Some suppliers of home textile products admit that they often favor large retail chains with timely order deliveries, leaving small retailers to wait. Some suppliers insist that they treat all customers alike, but many say that it is more economically favorable to serve the larger stores first. For example, Spring Industries will only directly serve accounts of $75,000 and up. Other stores must order goods through distributors.
Small retailers say the big boys get all the breaks, especially when it comes to delivery.
What do their suppliers say?
Many vendors insist they treat all, their customers alike, regardless of size. Others, however, admit they play favorites, citing economies of scale as their excuse.

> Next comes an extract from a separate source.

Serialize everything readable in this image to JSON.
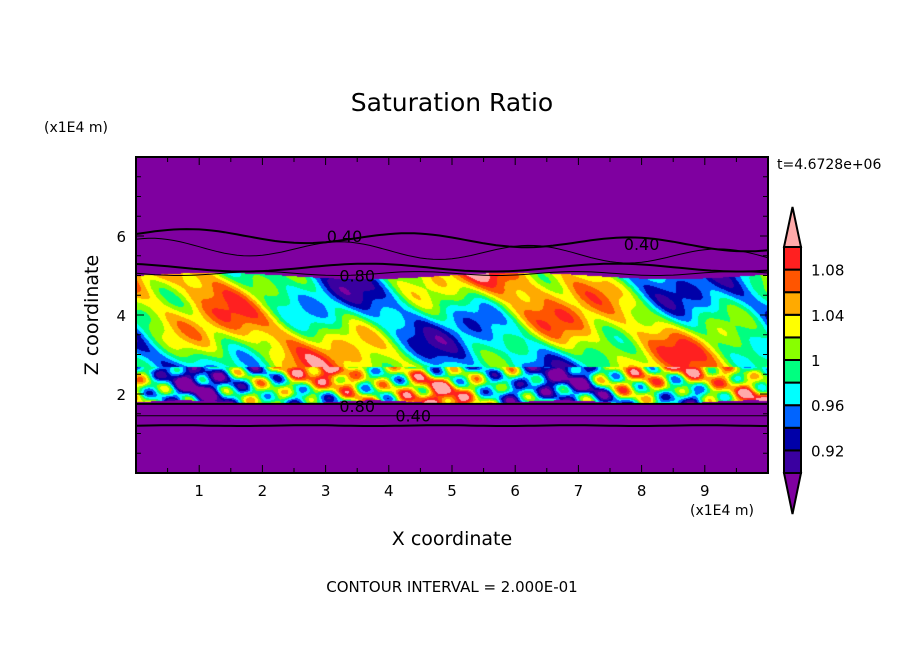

At Springs Industries, for instance, the smallest account the company will service directly is $75,000 a year. Stores that cannot meet the volume limit must order through distributors, said a company executive who requested anonymity.
It is “very difficult” servicing the small guy, contended the executive, adding, “We don’t put those accounts in the hands of the salespeople. We have a telemarketing operation. It works”
Another mill executive said small retailers’ gripes are legitimate, but the issue boils down to one of numbers. “If you asked some companies how many salesmen they had 10 years ago compared with today, you’d find that the number had diminished dramatically – from 25 to perhaps six or eight,” the executive said. “That being the case, how are you going to handle the little account? Fundamentally, it gets down to foot power.”
The executive also pointed out that vendors have closed numerous offices around the country. “If Penney’s weren’t in Dallas there’d be no Dallas offices,” he added.
The advent of Electronic Data interchange and the proliferation of retail mergers, the executive said, have helped reduce the number of sales-people vendors need to service major accounts. There is another consideration, too. “The cost per call is the same whether you call on a big or little guy, so the payback is different,” he noted.
Some vendors, such as Fieldcrest Cannon, have an interest in servicing boutiques. “We sell a lot of better goods so we need to sell a lot of those better stores,” said Bob Dale, president. Fieldcrest’s solution to overcoming the difficulties of servicing independents, Dale said, is “a fairly broad investment” in sales representatives. Also, the company has a telemarketing division for retailers who use credit vehicles like MasterCard to pay for orders, he said.
“If there’s a longstanding relationship, we bill. The [telemarketing] division has its own management team and a nice level of sales,” Dale said. But, he said the downside for retailers serviced by this division is that their orders are taken over the telephone. No sales representatives visits these accounts, he explained, therefore they do not get to see product samples.